There has been a lot of controversy surrounding the compensation to the top management, including the CEO. Then there were reports about how the hikes are related to the $20-billion revenue target and how that is not a possible target, and therefore, the CEO will take home a lesser salary.
These reports have been coming out for the last year. There have been no changes in senior management compensation in April, or now.
Two things of significance happened in November last. We changed the structure. The compensation was a fixed salary and variable salary based on targets, and then there was the long-term bonus which you got if you stayed for a longer period of time. The fixed component is 40 per cent, and the rest is variable — which is one part, and the other part we moved into an RSU grant. The RSU grant is spread over four years, but if you show it as a single number then it looks big. RSU is performance-based and linked to the [company’s] share price.
The top executives could lose significantly if they do not perform. Our CEO, Vishal Sikka’s compensation was also restructured to factor this in. He also has fixed incentives and stocks. What target he has been set is for the board to decide. He has received what [payment] the rest of the senior management got. He has also taken lower compensation as we have got. If you look at the variable payout, we pay a higher payout at the lower levels. For example, if we pay 70 per cent for the levels below, we pay 50 per cent higher based on performance.
So, it has nothing to do with the $20-billion revenue target?

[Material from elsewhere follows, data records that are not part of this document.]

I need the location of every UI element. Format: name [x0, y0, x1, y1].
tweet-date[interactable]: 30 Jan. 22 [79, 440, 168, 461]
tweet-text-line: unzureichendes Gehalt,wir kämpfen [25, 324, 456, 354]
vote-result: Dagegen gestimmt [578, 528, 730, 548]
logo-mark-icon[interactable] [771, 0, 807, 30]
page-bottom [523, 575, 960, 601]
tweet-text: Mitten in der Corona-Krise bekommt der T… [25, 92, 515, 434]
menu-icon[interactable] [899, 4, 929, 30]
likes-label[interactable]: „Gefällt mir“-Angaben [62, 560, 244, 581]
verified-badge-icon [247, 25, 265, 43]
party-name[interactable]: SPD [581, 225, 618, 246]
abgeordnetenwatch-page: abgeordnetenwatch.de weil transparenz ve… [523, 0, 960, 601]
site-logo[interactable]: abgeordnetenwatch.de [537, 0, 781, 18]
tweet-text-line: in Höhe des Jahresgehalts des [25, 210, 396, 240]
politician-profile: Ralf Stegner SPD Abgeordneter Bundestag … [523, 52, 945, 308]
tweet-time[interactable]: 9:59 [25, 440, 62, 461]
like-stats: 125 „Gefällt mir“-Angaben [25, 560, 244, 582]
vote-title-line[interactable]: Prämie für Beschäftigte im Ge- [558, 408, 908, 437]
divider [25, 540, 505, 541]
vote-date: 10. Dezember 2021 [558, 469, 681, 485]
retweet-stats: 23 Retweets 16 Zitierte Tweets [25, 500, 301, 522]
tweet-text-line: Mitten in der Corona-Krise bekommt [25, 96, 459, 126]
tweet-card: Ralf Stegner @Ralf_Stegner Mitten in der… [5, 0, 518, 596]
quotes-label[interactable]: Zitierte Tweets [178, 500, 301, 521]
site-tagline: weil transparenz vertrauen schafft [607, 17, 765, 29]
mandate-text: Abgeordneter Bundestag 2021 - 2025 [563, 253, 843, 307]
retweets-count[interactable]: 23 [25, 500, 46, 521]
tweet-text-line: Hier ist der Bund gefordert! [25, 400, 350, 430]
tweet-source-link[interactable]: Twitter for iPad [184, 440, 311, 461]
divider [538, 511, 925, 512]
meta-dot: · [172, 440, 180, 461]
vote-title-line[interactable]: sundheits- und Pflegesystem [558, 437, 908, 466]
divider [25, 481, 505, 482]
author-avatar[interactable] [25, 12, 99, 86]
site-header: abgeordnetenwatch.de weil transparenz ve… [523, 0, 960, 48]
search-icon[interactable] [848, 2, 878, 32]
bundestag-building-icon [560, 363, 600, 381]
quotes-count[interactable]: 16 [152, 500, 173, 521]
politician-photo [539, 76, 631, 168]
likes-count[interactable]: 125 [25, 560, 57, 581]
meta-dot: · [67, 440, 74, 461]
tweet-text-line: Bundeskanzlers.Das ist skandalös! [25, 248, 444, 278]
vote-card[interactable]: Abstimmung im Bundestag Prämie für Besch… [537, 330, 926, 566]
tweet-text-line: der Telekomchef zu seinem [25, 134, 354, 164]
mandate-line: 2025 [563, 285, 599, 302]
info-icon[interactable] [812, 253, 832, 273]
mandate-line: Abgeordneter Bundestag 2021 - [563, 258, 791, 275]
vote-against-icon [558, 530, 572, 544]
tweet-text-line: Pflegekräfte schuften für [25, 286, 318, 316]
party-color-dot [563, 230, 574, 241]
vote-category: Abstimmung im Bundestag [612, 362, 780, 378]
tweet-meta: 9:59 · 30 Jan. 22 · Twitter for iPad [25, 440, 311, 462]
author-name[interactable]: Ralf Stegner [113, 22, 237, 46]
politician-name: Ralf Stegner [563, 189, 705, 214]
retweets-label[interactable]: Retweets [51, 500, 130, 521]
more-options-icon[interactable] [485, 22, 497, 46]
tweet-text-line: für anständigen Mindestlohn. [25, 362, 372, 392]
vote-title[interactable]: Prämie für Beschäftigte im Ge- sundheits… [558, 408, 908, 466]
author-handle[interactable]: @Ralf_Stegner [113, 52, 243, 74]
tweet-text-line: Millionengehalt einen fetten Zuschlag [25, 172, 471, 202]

Yes, it has nothing to do with that. The target is for the year. All of us have yearly goals, which partly might be the company’s goal and partly our own. We publish our guidance and internally it might be higher.
So, the senior management does not have to take a pay cut because of attrition?
To put it very frankly, the senior management salaries have already seen a cut. If you take a target with what we could get and what we get, there is already a cut. With the variable pay structure, there is no choice. This is nothing new. If you see many of the numbers, the cash component has actually gone down. The other side is that, in a good year, people have gained.